Thyrotropinoma When Surgical Adenomectomy Did Not Achieve Full Remission
Clinical Scenario
Thyrotropinoma is a TSH-secreting pituitary adenoma. When surgical removal of the adenoma does not deliver complete biochemical and clinical remission, a structured next-line medical protocol is applied to restore hormonal control and address the residual tumour.
Prior Treatment — Goals Not Met
First-line management is surgical adenomectomy (transsphenoidal or subfrontal approach). Escalation to medical therapy is triggered when the expected post-surgical endpoints are not reached: undetectable TSH one week after surgery, clinical remission of hyperthyroidism, resolution of neurological symptoms, and normalisation of circulating thyroid hormones and TSH.
Next-Line Medical Approach (Partial Overview)
Medical therapy for persistent or incompletely resected thyrotropinoma is built around a class of agents demonstrated to suppress TSH secretion from neoplastic thyrotropes. In certain biochemical responses, an additional substitution strategy may be required. An alternative receptor-targeted pharmacological class is also available in this setting.

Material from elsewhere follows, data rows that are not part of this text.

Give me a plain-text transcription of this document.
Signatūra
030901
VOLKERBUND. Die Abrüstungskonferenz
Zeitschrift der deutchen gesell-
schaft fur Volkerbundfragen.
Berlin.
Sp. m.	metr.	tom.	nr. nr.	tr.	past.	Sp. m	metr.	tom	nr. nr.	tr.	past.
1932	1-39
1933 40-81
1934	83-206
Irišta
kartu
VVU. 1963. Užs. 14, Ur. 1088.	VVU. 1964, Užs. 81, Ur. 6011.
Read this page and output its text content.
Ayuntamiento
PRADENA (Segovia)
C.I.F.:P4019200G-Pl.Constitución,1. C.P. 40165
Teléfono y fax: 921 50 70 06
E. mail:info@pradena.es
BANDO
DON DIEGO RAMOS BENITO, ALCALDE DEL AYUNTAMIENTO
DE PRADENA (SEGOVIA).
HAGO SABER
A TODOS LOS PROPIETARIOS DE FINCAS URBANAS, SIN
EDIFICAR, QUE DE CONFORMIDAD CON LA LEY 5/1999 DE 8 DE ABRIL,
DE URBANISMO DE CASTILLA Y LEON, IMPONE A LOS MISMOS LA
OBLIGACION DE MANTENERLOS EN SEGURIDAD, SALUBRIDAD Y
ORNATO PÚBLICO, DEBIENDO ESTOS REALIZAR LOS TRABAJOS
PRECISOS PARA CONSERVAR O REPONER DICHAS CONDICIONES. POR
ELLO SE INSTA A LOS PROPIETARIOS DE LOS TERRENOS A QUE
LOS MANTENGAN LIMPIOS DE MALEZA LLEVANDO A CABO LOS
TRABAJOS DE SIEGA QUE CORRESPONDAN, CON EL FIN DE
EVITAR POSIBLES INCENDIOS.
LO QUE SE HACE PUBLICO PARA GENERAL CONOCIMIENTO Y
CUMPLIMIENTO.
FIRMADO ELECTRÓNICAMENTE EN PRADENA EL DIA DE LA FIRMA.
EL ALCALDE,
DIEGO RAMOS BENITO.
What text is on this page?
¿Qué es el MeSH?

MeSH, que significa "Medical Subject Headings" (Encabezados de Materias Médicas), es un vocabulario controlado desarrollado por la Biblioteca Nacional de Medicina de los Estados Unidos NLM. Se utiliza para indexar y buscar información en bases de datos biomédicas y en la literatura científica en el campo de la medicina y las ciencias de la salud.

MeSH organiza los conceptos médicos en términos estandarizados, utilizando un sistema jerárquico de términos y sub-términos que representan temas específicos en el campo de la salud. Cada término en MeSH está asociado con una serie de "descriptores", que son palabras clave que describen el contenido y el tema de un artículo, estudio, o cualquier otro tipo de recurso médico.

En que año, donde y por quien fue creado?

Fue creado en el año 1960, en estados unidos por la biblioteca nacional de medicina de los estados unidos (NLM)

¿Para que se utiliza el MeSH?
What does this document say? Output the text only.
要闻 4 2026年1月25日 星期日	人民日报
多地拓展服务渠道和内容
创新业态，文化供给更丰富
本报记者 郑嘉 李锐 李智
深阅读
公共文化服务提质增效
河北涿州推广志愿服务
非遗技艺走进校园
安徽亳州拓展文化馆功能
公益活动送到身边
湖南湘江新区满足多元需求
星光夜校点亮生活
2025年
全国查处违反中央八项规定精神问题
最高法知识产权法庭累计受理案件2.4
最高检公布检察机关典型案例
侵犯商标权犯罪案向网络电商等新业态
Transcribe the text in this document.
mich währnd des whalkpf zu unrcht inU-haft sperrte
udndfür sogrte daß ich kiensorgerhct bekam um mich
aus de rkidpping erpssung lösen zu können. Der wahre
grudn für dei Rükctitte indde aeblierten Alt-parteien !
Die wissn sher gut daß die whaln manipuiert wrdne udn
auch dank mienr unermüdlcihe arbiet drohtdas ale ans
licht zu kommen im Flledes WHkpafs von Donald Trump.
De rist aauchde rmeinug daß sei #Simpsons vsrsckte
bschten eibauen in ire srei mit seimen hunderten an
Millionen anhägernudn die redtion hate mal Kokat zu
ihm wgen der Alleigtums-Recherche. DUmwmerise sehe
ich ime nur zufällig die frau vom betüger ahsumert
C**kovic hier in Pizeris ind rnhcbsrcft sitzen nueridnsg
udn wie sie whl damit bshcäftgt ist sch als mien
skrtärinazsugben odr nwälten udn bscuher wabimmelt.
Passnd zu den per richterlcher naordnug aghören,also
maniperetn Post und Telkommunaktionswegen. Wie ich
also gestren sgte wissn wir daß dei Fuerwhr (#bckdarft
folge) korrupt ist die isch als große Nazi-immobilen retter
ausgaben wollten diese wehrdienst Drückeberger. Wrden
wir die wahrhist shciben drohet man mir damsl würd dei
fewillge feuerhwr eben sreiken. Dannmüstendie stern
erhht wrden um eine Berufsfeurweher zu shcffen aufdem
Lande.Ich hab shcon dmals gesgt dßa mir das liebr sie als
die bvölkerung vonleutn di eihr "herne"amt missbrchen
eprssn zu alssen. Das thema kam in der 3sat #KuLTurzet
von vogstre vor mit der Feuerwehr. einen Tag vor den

Full agent selection, sequencing, and monitoring criteria available in the structured protocol →
Treatment Goals
- Restoration of the euthyroid state with normalisation of circulating thyroid hormone levels
- Reduction of TSH secretion
- Reduction in goiter size
- Pituitary tumour mass shrinkage
- Improvement of vision
References
DOI: 10.1159/000351007
- Medical treatment of TSHomas is mainly based on the administration of somatostatin analogs that have been demonstrated to be highly effective in reducing TSH secretion from neoplastic thyrotropes.
- Treatment with long-acting somatostatin analogs, such as octreotide LAR® or lanreotide SR® or lanreotide Autogel®, induces a reduction in TSH and α-GSU secretion in almost all cases, with restoration of the euthyroid state in the majority of them.
- The marked somatostatin-induced suppression of TSH secretion and consequent biochemical hypothyroidism seen in some patients may require L-T4 substitution.
- Dopamine type 2 receptors are present in most TSHomas and thus dopamine agonists, such as bromocriptine or cabergoline, have been used in the treatment of affected patients.
- Circulating thyroid hormone levels normalized in more than 90% of patients and goiter size is significantly reduced by somatostatin analog therapy in about 30% of cases.
- Somatostatin analog treatment induces a significant tumor mass shrinkage in about 40% of patients and vision improvement in about 70% of them.